At this stage we must ask ourselves where we go from here. What next for our city centre? We certainly should be addressing the ‘other half’ of O’Connell Street. That there is no firm plan as yet to finish out the work should be an embarrassment to any of us who have some influence or decision making power in Limerick. At the moment two carriageways send parallel lines of vehicles in the same direction. This configuration, coupled with there being only one set of traffic lights, has had the effect of encouraging traffic to accelerate from the Roches Street junction, the cars often over-taking and weaving as they attempt to get through the lights at the Mallow Street junction up ahead. And when these blocks are not functioning as the starting grid at Mondello, they are otherwise a traffic-clogged, hostile mess, not befitting a city of Limerick’s status and almost fatally undermining the fine Georgian architecture of Newtown Pery, which could and should be the envy of cities all over Europe.
The recently completed Limerick Shannon Metropolitan Area Transport Strategy (LSMATS) tells us the official plan for the city. It says that O’Connell Street will be a two-way bus-only corridor. I would prefer full pedestrianisation. In my view, there is no reason why Henry Street can’t be the bus corridor. But whether it is Henry Street or O’Connell Street, it is imperative that buses have priority over private cars in our city. If we don’t give buses priority then they will continue to be stuck in traffic, the service will be unreliable and people will choose the car to get around, thus creating more traffic, and a continuing vicious cycle of poor public transport reliability and car dependence.

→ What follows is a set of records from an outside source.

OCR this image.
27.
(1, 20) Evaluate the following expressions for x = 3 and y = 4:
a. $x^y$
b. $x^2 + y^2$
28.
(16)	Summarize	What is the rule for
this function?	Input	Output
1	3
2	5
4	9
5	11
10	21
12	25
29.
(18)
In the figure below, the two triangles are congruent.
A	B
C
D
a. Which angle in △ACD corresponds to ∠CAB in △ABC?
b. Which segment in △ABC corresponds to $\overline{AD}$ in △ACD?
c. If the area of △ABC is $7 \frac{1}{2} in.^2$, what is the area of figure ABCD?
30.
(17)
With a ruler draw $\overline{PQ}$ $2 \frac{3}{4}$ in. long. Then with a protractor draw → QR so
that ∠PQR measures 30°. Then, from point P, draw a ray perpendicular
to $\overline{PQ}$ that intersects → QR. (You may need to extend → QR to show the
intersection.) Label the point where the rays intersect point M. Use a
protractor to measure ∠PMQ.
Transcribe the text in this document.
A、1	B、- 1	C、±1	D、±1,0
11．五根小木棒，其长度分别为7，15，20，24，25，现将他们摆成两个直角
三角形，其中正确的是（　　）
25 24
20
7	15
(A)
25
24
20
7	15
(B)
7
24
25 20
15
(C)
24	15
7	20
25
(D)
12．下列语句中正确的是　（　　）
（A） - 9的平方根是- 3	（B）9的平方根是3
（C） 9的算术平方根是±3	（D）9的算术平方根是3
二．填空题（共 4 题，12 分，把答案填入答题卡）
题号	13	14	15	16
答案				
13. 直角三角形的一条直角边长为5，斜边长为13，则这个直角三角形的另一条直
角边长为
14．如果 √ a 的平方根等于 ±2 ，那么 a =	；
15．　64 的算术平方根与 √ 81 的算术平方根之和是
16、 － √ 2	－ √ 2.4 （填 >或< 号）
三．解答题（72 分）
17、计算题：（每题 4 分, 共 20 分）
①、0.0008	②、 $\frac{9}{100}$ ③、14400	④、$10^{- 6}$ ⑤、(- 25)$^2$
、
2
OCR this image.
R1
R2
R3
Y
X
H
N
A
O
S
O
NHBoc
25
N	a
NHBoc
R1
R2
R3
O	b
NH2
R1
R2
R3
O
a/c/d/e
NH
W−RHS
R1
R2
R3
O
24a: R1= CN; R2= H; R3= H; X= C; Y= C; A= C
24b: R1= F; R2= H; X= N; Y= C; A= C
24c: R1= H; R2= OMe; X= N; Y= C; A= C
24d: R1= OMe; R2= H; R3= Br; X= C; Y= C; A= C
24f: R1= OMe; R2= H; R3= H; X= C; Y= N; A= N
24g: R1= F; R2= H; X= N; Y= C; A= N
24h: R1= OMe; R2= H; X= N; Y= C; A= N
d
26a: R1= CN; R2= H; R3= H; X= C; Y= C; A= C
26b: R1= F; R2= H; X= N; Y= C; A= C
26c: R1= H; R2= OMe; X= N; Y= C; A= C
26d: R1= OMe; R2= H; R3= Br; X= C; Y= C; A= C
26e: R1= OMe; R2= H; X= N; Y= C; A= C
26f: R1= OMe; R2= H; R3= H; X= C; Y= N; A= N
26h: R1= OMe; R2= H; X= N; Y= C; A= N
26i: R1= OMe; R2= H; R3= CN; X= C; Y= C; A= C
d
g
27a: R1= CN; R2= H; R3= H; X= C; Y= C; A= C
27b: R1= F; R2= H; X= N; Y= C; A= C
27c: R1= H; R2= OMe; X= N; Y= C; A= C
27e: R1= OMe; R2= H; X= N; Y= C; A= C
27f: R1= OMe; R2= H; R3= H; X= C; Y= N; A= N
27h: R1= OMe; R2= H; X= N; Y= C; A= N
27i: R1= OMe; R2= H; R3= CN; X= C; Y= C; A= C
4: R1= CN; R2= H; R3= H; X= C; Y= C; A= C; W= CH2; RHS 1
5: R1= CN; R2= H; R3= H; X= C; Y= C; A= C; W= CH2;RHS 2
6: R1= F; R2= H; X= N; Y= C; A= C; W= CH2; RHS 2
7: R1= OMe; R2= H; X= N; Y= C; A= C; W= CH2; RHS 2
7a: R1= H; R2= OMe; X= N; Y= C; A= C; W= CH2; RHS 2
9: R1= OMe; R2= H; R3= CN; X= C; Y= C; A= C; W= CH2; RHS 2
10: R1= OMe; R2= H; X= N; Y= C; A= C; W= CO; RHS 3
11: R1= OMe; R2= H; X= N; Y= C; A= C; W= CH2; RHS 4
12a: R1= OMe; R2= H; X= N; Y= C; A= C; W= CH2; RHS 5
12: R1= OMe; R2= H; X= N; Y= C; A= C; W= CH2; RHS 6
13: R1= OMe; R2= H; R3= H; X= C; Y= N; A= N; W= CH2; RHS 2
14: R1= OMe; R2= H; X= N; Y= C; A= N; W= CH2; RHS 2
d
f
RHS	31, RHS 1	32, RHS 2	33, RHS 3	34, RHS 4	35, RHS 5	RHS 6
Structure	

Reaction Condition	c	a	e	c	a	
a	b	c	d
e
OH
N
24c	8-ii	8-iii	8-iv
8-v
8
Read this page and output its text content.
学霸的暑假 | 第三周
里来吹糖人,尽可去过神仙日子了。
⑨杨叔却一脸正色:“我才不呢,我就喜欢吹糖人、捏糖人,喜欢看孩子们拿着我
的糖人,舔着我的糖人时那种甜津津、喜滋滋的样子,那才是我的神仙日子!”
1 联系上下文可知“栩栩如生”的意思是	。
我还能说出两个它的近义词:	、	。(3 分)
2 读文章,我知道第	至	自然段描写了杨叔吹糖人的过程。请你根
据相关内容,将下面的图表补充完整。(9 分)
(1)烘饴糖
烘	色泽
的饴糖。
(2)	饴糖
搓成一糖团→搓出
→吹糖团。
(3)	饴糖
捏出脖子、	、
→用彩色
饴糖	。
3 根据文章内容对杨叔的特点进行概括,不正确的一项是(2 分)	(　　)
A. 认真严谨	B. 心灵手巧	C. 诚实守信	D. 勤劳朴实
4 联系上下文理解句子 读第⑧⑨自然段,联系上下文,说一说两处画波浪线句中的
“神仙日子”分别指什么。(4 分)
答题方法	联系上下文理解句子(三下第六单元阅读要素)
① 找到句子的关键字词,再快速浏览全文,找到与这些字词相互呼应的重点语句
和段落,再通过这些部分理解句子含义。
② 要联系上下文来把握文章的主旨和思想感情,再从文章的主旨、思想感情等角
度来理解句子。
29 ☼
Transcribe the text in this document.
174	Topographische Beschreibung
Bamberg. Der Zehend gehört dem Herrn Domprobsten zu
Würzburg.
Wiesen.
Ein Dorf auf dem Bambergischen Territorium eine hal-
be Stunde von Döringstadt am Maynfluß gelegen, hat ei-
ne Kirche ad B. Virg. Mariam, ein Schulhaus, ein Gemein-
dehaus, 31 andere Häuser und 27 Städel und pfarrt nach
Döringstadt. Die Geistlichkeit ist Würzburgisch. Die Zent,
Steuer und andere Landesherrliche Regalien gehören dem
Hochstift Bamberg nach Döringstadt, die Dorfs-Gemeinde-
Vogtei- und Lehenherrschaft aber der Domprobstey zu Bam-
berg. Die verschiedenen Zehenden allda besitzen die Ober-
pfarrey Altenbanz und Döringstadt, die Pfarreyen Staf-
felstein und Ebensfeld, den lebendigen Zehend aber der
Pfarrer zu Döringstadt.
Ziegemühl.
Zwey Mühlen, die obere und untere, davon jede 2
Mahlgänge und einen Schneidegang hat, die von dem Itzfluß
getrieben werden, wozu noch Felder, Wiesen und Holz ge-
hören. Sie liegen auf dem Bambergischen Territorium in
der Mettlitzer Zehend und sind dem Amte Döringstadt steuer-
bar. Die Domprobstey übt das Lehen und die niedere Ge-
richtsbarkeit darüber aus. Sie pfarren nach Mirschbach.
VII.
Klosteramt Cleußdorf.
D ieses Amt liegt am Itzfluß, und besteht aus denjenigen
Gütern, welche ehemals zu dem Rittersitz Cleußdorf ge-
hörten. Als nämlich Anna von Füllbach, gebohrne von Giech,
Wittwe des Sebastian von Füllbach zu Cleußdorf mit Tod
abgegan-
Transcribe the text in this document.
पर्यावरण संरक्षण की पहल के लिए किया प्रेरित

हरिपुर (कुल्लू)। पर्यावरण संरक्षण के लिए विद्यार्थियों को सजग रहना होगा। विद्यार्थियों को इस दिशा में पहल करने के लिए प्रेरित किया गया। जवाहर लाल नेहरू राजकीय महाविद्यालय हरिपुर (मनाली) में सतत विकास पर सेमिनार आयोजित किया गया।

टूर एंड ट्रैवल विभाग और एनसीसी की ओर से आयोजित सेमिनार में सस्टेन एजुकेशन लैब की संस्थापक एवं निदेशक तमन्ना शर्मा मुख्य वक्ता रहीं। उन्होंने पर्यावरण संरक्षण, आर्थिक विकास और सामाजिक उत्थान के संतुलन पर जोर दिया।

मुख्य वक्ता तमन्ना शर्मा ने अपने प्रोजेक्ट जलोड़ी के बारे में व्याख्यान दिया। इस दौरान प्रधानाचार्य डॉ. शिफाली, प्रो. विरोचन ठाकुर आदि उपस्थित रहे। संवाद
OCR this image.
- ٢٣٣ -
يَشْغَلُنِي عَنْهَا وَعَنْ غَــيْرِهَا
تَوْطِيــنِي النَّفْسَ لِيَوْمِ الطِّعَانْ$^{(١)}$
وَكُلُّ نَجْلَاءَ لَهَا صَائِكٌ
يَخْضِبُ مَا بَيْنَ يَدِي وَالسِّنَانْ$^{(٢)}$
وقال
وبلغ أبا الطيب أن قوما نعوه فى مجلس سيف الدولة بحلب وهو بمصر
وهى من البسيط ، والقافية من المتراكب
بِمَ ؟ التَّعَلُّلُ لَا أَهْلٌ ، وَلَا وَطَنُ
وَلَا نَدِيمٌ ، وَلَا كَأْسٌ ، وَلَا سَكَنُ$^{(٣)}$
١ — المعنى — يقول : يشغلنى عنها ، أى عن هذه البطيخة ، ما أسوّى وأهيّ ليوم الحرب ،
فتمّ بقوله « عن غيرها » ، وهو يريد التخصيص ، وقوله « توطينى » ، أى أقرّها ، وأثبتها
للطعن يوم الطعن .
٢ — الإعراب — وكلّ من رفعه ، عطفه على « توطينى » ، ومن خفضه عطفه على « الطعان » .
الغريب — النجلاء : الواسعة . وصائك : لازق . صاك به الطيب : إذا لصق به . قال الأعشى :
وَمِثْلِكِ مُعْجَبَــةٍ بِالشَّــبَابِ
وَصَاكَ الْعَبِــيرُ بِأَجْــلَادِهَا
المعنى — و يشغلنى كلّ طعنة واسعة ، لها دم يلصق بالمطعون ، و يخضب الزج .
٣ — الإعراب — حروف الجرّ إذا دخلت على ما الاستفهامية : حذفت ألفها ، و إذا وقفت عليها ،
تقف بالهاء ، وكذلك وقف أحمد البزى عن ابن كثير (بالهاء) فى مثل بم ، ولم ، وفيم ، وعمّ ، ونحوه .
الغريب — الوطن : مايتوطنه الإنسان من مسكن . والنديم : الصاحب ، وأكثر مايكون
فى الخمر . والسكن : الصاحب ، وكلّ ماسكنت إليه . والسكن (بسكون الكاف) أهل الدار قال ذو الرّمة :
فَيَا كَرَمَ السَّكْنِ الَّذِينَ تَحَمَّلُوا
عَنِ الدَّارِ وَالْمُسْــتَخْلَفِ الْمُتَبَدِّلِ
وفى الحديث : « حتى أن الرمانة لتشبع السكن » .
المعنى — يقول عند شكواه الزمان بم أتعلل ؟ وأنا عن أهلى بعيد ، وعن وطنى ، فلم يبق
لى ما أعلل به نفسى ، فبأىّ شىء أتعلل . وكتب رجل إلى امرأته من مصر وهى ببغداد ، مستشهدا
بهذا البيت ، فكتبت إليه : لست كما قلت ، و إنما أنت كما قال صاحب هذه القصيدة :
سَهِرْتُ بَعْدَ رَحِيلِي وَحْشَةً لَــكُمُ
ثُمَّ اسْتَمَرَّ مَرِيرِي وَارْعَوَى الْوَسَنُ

If O’Connell Street does become a bus corridor, then we should take a look at Henry Street and consider its potential, how it can serve Limerick and make our city better. Its taller buildings, most of them 21st Century constructions that replaced a plethora of 19th Century stone warehouses, give it a formidable feel. The old thinking, that we must enable as many cars as possible to enter and get around the city, has led to Henry Street becoming a canyon for cars, four lanes of one-way traffic, with its unnecessary left and right turning lanes, in place of wide footpaths and landscaping and ultimately in place of a more appealing and less hostile environment.
It was sad to see La Cucina close its doors in 2022. I can't help but wonder if Henry Street had functioned as a place, a destination in its own right, something akin to what we are trying to create on O’Connell Street, complete with trees and benches and spots to stop and relax, that footfall would be so much greater and any retail outlet situated along it would do well, not just survive. But instead of being a destination the street is a barrier between O’Connell Street and the beautiful Shannon River. It can serve Limerick better.